Supplemental Instruction 

            Depending on the evidence at trial of the defendant’s access to the allegedly infringed work, the court may instruct the jury about factors that show such access, by adding the following after the last paragraph of this instruction: 

            Access may be shown by: 

[1.]      [a chain of events connecting the plaintiff’s work and the defendant’s opportunity to [view] [hear] [copy] that work [such as dealings through a third party (such as a publisher or record company) that had access to the plaintiff’s work and with whom both the plaintiff and the defendant were dealing]] [or] 

            [2.]      [the plaintiff’s work being widely disseminated] [or] 

[3.]      [a similarity between the plaintiff’s work and the defendant’s work that is so “striking” that it is highly likely the works were not created independent of one another]. 

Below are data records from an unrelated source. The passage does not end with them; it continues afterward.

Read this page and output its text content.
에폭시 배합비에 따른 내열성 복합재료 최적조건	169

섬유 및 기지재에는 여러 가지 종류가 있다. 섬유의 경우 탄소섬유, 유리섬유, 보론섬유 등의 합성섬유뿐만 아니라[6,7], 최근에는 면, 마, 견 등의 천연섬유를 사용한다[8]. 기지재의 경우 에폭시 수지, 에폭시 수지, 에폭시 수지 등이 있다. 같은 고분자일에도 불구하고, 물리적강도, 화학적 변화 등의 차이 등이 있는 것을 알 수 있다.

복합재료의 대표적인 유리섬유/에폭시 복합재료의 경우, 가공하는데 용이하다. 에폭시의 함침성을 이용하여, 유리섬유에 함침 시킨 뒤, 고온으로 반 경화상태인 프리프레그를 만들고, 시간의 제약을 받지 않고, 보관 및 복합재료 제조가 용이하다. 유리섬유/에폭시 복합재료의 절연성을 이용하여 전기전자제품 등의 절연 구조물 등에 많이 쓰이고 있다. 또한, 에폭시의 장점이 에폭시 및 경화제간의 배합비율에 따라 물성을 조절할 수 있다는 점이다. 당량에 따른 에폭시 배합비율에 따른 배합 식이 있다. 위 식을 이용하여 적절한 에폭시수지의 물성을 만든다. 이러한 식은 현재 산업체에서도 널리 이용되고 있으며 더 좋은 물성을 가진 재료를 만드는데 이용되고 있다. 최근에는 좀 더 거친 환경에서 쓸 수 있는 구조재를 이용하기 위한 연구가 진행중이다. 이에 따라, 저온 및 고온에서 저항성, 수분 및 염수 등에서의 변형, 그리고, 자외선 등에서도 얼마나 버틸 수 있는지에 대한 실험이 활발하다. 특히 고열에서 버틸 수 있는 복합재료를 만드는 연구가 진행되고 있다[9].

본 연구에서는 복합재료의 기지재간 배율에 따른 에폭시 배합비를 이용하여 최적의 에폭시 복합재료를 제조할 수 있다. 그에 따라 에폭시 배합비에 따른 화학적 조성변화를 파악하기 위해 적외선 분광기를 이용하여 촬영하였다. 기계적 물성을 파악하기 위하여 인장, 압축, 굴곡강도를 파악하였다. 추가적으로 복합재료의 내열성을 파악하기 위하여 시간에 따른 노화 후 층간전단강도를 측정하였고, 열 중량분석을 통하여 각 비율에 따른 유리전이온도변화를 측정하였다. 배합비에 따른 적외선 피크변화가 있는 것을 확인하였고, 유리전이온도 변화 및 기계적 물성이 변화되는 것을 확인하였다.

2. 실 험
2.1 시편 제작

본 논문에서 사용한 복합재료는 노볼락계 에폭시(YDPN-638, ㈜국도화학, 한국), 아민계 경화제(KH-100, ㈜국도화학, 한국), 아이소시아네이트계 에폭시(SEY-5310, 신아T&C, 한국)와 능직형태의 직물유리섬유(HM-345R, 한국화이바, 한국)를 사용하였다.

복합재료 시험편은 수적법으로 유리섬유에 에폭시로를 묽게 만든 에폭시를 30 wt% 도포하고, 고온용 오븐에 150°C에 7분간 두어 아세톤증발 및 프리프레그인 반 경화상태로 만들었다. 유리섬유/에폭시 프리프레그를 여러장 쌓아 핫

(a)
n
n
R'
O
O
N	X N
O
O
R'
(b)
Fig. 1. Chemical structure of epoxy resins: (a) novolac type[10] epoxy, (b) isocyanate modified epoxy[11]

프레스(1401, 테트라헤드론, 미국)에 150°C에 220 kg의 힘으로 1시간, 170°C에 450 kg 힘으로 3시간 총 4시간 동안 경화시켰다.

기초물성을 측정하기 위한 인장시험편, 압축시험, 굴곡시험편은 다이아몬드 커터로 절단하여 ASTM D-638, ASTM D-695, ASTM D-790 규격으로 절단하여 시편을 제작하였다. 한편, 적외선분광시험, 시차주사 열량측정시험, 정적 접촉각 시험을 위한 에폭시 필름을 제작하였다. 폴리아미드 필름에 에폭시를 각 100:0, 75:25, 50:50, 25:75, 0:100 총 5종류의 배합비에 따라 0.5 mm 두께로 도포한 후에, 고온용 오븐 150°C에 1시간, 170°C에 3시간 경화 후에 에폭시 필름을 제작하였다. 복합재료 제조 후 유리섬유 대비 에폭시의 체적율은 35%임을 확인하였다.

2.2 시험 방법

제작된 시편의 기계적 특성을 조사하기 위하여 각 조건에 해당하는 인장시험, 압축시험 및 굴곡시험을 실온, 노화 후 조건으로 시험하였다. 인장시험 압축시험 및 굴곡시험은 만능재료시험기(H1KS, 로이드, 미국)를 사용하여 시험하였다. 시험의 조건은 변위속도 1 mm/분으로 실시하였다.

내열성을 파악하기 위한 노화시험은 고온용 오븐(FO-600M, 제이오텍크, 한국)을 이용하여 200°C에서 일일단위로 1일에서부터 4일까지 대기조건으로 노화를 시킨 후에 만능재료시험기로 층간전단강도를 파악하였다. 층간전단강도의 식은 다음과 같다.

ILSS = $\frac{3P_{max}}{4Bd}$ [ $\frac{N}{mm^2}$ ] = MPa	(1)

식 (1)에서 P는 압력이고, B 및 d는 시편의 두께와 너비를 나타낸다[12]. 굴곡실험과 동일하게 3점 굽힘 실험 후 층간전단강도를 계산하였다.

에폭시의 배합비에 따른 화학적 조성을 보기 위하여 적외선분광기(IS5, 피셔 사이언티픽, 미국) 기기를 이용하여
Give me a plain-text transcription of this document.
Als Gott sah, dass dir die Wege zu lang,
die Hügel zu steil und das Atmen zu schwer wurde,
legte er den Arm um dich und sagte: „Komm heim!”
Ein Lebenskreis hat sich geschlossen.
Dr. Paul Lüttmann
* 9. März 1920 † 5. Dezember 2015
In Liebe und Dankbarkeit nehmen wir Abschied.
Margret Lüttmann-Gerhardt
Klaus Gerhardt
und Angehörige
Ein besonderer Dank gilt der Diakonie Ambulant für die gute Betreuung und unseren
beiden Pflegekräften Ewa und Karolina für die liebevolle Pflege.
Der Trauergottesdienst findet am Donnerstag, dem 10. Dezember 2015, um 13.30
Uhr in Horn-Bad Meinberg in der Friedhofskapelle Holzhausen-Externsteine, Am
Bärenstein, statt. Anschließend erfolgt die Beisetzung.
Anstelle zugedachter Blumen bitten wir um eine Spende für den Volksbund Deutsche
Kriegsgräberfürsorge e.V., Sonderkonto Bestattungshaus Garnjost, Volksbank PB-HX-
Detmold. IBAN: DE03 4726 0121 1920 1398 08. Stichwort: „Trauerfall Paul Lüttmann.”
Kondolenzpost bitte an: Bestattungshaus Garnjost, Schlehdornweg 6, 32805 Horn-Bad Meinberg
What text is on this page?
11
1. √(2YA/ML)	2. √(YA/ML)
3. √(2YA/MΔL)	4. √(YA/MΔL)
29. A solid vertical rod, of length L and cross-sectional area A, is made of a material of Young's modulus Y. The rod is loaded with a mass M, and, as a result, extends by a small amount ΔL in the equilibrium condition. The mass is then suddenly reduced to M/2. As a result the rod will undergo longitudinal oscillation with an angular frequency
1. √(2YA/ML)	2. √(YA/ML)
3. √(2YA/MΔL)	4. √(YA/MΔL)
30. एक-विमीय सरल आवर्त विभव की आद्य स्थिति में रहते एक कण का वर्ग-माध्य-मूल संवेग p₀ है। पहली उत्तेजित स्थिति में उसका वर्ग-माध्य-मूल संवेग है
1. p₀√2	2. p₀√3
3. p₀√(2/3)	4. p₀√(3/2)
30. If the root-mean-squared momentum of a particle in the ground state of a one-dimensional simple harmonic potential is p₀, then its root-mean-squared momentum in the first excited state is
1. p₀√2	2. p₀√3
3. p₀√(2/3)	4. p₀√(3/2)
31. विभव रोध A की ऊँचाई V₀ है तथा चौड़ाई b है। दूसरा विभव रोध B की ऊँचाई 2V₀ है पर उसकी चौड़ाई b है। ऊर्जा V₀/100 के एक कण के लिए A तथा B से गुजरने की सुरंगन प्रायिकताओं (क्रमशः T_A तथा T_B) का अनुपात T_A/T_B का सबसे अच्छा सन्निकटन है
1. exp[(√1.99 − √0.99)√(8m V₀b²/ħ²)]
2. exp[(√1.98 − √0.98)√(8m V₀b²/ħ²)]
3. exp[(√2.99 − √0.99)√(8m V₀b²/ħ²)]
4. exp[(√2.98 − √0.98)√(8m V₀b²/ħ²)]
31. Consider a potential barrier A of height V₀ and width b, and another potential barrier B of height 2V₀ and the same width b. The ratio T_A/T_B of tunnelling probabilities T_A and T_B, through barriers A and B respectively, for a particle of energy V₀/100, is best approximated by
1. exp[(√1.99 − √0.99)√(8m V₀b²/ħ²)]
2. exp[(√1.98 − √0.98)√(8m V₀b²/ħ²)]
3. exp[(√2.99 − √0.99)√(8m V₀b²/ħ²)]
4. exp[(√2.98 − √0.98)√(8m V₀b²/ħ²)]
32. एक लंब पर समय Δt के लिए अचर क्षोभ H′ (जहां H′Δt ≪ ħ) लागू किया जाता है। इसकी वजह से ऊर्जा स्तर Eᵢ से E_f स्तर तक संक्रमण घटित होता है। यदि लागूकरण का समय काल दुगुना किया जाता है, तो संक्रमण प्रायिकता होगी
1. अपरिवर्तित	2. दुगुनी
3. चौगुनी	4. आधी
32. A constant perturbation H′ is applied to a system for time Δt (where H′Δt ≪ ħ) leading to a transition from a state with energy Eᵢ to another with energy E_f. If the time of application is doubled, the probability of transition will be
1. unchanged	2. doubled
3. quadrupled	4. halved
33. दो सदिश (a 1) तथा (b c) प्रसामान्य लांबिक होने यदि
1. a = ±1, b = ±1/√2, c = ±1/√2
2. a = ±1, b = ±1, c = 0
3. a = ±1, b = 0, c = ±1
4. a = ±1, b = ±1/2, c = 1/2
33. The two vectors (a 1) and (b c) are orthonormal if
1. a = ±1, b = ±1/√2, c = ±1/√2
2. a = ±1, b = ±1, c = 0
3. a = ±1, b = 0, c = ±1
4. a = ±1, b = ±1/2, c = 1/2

            Regarding the evidence necessary to demonstrate access, see Three Boys Music Corp. v. Bolton, 212 F.3d 477, 482-84 (9th Cir. 2000) (holding that reasonable opportunity is more than a “bare possibility,” such as one based on mere speculation or conjecture; reasonable access can be shown by a chain of events connecting plaintiff’s work and defendant’s access or by plaintiff’s work being widely distributed; often widespread dissemination approach is coupled with theory of “subconscious copying”(citing 4 Nimmer & D. Nimmer, Nimmer on Copyright, § 13.02[A] (1999)); Art Attacks Ink, LLC, 581 F.3d at 1143-45 (finding no access shown under chain of events or wide dissemination theories); Kamar Int’l, Inc. v. Russ Berrie & Co., 657 F.2d 1059 (9th Cir. 1981) (finding access shown by dealings between parties and third party on chain of events theory relating to same subject matter).  When the subject matter of dealings between parties and the third party differs, the chain is broken, and access is not shown.  See Gable v. Nat’l Broad. Co., 727 F. Supp. 2d 815, 828 (C.D. Cal. 2010)(citing Meta-Film Assocs. v. MCA, 586 F. Supp. 1346, 1355 (C.D. Cal. 1984)). 

            As to the plaintiff demonstrating that there is a “striking similarity” between works to support an inference of access, see Three Boys Music., 212 F.3d at 483 (holding that in absence of any proof of access, copyright plaintiff can still make out case of infringement by showing that songs were “strikingly similar”); see also Loomis v. Cornish, 836 F.3d 991, 995 (9th Cir. 2016) (“Where there is no direct evidence of access, circumstantial evidence can be used to prove access either by (1) establishing a chain of events linking the plaintiff’s work and the defendant’s access, or (2) showing that the plaintiff’s work has been widely disseminated.”) (citation omitted).